Ingredients: Lai Xiang 25g, cooking oil, salt, dried yellow sauce, chopped green onion, ginger foam and a little sesame oil. 500 grams of wheat flour, 250 grams of chicken breast, 25 grams of fungus and 50 grams of straw mushroom.
Exercise:
1. Stir the wheat flour into batter with cold water.
2. Chop Auricularia auricula and Volvariella volvacea with boiling water, and cut Lai Xiang into powder.
3. Chop the chicken breast, add chopped green onion, ginger foam, dried yellow sauce, salt powder, edible oil and sesame oil, and stir; Add a little water to the dumpling stuffing, then add black fungus, straw mushroom and vanilla powder and mix well.
4. Knead the batter into strips, make 60 buns, wrap the stuffing, and cook after boiling.
Exercise 2
Raw materials: chicken breast 250g, Chinese cabbage 100g, batter 500g, salt 6g, chicken essence 8g, white sugar 8g, a little salad oil and a little custard powder.
Exercise:
1. Wash and chop the chicken breast, wash and cut the cabbage.
2. All seasonings are a mixture of chicken breast and Chinese cabbage.
3. Take a rolled dough and put 20g of stuffing in it.

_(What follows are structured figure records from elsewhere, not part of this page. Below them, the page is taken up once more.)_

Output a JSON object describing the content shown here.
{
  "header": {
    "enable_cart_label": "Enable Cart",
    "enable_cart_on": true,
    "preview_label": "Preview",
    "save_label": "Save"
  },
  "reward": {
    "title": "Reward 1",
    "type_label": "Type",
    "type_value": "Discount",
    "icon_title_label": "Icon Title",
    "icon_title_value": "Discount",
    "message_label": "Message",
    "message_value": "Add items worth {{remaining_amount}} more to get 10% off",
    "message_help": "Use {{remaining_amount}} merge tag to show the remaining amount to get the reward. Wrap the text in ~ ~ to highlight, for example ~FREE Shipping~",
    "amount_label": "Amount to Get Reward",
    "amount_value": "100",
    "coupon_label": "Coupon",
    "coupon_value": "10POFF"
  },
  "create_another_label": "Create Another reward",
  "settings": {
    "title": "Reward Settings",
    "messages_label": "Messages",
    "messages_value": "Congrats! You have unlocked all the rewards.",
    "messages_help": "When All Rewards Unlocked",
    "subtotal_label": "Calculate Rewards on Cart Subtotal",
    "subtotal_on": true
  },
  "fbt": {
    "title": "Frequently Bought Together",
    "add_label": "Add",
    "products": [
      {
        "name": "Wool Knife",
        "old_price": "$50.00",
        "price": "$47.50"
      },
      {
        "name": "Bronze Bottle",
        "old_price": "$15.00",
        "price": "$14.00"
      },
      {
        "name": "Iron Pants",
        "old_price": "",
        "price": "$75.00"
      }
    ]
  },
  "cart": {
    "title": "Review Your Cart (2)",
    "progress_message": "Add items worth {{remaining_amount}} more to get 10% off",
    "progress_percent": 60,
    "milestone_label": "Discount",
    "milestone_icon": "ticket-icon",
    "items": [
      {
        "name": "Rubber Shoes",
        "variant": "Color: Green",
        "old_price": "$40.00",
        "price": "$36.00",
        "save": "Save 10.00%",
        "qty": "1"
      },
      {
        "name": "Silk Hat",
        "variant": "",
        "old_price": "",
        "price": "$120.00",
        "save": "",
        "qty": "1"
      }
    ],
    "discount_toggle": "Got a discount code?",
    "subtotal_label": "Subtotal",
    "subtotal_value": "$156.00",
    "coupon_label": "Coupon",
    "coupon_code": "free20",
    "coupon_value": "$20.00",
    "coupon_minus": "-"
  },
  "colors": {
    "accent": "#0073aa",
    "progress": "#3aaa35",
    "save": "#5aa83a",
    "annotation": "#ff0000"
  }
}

4. Fold the rolled dough from the outside to the inside.
5. Pinch the edge of jiaozi.
6. Knead the rolled dough into a lace pattern, that is, a jiaozi-shaped embryo.
7. After jiaozi is wrapped, just put it in the pot and cook it.
Exercise 3
Ingredients: chicken breast, walnut kernel, Pleurotus ostreatus, carrot, high-gluten flour, ginger, rice wine, soy sauce, salt, vegetable oil and white pepper.
Exercise:
1, left and right tubes of electric oven 180℃ for 5 minutes, add walnut kernels, bake for 8 minutes, take them out and roll them into powder with a rolling pin.
2. Wheat flour and warm boiled water are mixed into a batter with moderate hardness and wrapped in a fresh-keeping bag for 20 minutes.
3. Add carrot juice to wheat flour, knead it into a batter with moderate hardness, and wrap it in a fresh-keeping bag for 20 minutes.
4. Chop the chicken breast into minced meat, wash and chop the Pleurotus ostreatus, mix the chicken breast, Pleurotus ostreatus, walnut powder and ginger foam, add vegetable oil, rice wine, soy sauce, white pepper powder and appropriate amount of salt and stir well.
5. Knead the batter evenly, knead it into strips, and cut it into steamed buns of equal size (the steamed buns of carrots are slightly smaller).
6. Flatten two steamed stuffed bun skins with different colors and roll them into rolled dough.
7. Add a proper amount of stuffing and put it on the dough. Knead it into a ball and wrap it into jiaozi.